Ms Casey is clearly a go-getter and undoubtedly popular with Conservative ministers, like Pickles, who doubtless share her uncompromising views on homeless people and troubled families. But I can see no mention in her numerous published profiles that she has any experience at all of dealing with investigations into child sexual exploitation.

And I don’t think that understanding what went wrong in Rotherham is going to be a matter of expressing ‘uncompromising opinions’ and banging a few heads together, which seem to be characteristic of her style of interaction. Painstaking forensic analysis seems to me more likely to be the only way forward; and I don’t think that’s her style.

Nor do I have much faith in Ofsted being able to draw on a well of expertise in carrying out its proposed thematic inspections into CSE.

There are only two short ‘good practice resources’ on child sexual exploitation on the Ofsted website (one concerning services in Blackburn and the other in Staffordshire). These are thin, superficial descriptive documents of four or five pages each. There is nothing analytic, nothing penetrating, nothing which seems to be based on research and nothing particularly insightful. In short, there isn’t much.

Nor has Ofsted much of a track record when it comes to participating in inspections across services. The inspectorate has only recently been persuaded to join, somewhat reluctantly, in integrated inspections for children in need of help and protection. But uncovering and understanding the kinds of failures that happened Rotherham involves looking at how a whole range of agencies – police, courts, health, social care – deal (or fail to deal) with CSE. It involves systematic investigation and analysis of their interactions, or lack of them, and of the organisational cultures contributing to the failures.

Finding out the extent and nature of what has gone wrong in Rotherham is vitally important. What we do not want, however, is a series of documents that are packed with the preoccupations and ill-informed opinions of people and institutions that are more influenced by organisational and political agendas than by a dogged determination to unearth the unpalatable truth.

If I read anywhere in the mounds of documentation which are likely to amass that management was not ‘robust’ enough or that ‘case-file auditing’ was not ‘embedded’ I will just have to scream.

Thursday, 11 September 2014

Successful Recruitment in Coventry

I’m pleased to hear that Coventry Children's Services seems to be having success with its “Do It For Daniel” recruitment advertising campaign.

I don’t care if some people find the campaign controversial.
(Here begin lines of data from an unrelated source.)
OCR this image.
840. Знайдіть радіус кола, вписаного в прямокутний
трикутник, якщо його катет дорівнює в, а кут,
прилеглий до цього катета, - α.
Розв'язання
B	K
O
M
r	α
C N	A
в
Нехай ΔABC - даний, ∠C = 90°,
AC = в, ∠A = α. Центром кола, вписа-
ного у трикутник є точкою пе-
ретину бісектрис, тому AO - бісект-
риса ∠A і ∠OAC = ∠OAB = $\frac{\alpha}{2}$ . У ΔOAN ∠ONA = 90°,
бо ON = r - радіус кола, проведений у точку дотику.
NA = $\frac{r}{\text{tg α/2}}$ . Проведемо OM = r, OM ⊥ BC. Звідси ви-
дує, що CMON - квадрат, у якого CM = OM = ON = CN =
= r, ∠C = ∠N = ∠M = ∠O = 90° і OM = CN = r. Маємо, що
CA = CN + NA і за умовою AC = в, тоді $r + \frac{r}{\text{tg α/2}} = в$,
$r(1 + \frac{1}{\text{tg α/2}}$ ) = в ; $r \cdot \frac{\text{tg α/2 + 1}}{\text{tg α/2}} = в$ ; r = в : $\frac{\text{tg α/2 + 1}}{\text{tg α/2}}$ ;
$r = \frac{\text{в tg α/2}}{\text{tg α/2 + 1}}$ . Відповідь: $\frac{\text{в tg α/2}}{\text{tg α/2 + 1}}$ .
If it succeeds in recruiting suitably qualified and experienced people it will be serving maltreated children and young people in Coventry well.

Even harder is the issue of retaining those people who have been recruited. That’s the next challenge for whoever is managing services in Coventry now.

Rotherhamgate? It just gets worse and worse.

Yesterday the BBC reported that Rotherham Council officials had told the House of Commons’ Local Government Committee that vital documentation concerning child sexual exploitation in the town had gone missing and was no longer in the Council’s archive.

The Guardian tells us that the day before the Home Affairs Select Committee was informed about an office burglary in which a researcher’s files into child sexual exploitation in Rotherham were taken. She also claims to have been intimidated into silence by a visit from police officers.

It seems like we should be talking about ‘Rotherhamgate”. All the indications are that there has been serious wrongdoing. Reports that the National Crime Agency will be brought in to investigate are welcome.

Any further inquiries need to look not just at what happened (if that can ever be unearthed), but also at what circumstances caused a culture of fear and a climate of obfuscation to develop in Rotherham. 

A cardinal principle for developing safe services is openness about what goes wrong. Often that is absent simply because people are reluctant to admit to their mistakes. In Rotherham, however, it is now beginning to look as if dark forces have conspired to put people in fear of speaking out. If so that is absolutely disgraceful and must not be tolerated in a civilised society.